There is nothing in the technology involved that would limit the government to monitoring communications going into and out of the United States, despite the claims of the Bush administration that only such communications are being targeted by the NSA. According to the Times, “The network designer and other experts said it would be a simple technical matter to reprogram the equipment to intercept purely domestic Internet traffic.” The only guarantee that this has not already happened is the word of the American government.

The statements by Klein and the documents obtained by the Times directly contradict previous assertions by the Bush administration that the spying program is limited in scope. For example, Michael Hayden, the principle deputy director of national intelligence and former director of the NSA, declared in a speech on January 23 that the NSA program is not a “driftnet” monitoring conversations “that we then sort out by these alleged keyword searches or data-mining tools or other devices that so-called experts keep talking about.” In fact, according to Klein, this is precisely what the program involves.

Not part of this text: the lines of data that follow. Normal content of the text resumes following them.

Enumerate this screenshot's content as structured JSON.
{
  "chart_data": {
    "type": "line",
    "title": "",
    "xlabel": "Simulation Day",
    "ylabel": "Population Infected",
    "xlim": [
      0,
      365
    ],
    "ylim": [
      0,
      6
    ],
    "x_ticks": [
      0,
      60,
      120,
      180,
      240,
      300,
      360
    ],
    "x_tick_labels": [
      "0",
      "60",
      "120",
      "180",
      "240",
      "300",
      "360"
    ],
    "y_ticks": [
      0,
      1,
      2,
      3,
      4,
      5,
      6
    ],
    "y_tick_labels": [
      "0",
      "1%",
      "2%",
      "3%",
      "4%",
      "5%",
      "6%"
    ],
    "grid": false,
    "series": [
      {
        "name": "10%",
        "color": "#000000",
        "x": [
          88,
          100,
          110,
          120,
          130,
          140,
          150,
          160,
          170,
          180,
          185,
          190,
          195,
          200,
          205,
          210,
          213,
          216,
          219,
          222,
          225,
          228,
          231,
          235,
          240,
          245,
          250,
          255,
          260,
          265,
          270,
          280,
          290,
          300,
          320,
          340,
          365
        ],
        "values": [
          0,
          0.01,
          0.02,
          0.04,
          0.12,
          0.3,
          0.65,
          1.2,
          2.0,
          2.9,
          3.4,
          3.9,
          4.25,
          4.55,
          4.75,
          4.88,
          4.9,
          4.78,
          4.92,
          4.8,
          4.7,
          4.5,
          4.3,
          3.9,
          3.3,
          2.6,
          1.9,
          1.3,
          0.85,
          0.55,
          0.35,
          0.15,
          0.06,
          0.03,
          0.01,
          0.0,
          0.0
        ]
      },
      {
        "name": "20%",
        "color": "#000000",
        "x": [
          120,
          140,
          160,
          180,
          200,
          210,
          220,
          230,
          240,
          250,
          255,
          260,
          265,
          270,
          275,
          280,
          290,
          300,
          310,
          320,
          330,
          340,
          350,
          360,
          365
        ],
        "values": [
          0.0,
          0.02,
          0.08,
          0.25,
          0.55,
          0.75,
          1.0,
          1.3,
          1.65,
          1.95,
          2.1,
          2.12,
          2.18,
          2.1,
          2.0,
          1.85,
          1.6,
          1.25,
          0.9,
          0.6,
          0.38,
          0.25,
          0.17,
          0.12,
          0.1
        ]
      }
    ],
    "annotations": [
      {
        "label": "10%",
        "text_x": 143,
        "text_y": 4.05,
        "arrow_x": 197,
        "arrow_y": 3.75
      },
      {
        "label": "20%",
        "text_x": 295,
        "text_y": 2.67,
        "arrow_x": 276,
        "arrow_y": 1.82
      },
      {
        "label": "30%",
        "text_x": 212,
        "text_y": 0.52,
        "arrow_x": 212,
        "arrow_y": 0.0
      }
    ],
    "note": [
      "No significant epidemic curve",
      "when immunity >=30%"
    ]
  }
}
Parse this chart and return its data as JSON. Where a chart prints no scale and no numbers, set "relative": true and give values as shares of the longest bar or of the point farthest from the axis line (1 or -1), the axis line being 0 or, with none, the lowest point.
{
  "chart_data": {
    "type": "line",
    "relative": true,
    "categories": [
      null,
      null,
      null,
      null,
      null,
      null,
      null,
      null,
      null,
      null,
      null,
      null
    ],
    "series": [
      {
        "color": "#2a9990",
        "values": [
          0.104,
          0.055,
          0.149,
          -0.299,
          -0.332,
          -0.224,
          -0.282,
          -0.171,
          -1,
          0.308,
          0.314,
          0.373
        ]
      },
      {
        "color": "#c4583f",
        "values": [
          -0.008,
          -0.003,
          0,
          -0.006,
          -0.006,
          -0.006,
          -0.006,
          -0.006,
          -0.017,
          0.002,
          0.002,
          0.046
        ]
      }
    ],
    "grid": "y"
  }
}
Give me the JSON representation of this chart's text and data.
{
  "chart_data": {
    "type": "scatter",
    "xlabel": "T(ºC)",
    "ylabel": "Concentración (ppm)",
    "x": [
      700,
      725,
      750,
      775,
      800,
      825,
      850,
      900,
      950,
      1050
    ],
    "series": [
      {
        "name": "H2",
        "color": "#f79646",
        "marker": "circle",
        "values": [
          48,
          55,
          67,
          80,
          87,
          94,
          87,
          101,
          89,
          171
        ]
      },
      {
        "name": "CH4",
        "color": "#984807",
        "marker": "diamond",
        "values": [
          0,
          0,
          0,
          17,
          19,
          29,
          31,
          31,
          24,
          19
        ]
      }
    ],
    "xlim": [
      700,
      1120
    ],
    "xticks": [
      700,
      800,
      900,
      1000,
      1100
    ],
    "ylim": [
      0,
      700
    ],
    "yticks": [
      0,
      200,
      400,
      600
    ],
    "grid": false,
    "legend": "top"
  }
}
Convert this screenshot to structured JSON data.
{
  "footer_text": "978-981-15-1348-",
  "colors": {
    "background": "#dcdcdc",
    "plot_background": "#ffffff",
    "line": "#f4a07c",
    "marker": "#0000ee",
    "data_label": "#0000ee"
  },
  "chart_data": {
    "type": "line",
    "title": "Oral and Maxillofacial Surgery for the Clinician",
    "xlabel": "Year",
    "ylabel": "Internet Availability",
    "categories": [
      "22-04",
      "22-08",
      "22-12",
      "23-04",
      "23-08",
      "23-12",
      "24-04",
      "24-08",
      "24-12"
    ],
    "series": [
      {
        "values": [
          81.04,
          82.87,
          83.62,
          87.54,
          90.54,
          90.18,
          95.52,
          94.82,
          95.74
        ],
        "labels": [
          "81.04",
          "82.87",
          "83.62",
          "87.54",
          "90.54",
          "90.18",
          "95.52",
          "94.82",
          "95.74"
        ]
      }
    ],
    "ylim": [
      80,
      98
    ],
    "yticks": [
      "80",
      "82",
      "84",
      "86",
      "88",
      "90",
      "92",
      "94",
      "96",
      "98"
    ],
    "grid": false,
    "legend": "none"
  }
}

In response to the recent revelations, the government has given its standard response: It refuses to talk about “operational details,” while suggesting that any attempt to expose its violation of the democratic rights of the American people amounts to support for terrorism. “Any discussion about actual or alleged operational issues would be irresponsible as it would give our adversaries insight that would enable them to adjust and potentially inflict harm to the US,” remarked NSA spokesman Don Weber. An AT&T spokesman stated that the company is “not in a position to comment on matters of national security or litigation.”

While publicly stating that the NSA warrantless spying program is limited to international calls targeting Al Qaeda suspects, the administration has been careful not to imply that it is legally constrained from engaging in something much broader. On April 6, Attorney General Alberto Gonzales told a Senate panel that he would not rule out government authority to monitor purely domestic calls and other communications if this was necessary for the “war on terrorism.”

In a letter in late February, Gonzales noted that in remarks to the Senate that month in which he denied that the government was spying on purely domestic communications he “did not and could not address...any other classified intelligence activities” beyond what had been admitted by the government. Russell Tice, a former NSA employee, has said that the agency has authorization to engage in much broader spying as part of a top-secret “special access program.”

The logic of the administration’s argument is that it has the unlimited power to spy on anyone, including US citizens, as part of the supposed commander-in-chief authority of the president. The same justification has been used by the administration to justify arbitrary and indefinite detention, torture and other violations of basic democratic principles.

Only a few months after it was initially exposed late last year, the government’s warrantless domestic spying program has largely been dropped by both the news media and the Democratic Party. A proposed investigation was scuttled by the Senate Intelligence Committee in March. At the end of March, a proposal to censure Bush for violating the law by authorizing the NSA program received virtually no support from either party.

Whatever the extent of the current spying, the precedent set is absolutely clear: American big business is perfectly willing to aid the government in violating the democratic rights of the American people, and there will be no serious opposition from within the political establishment.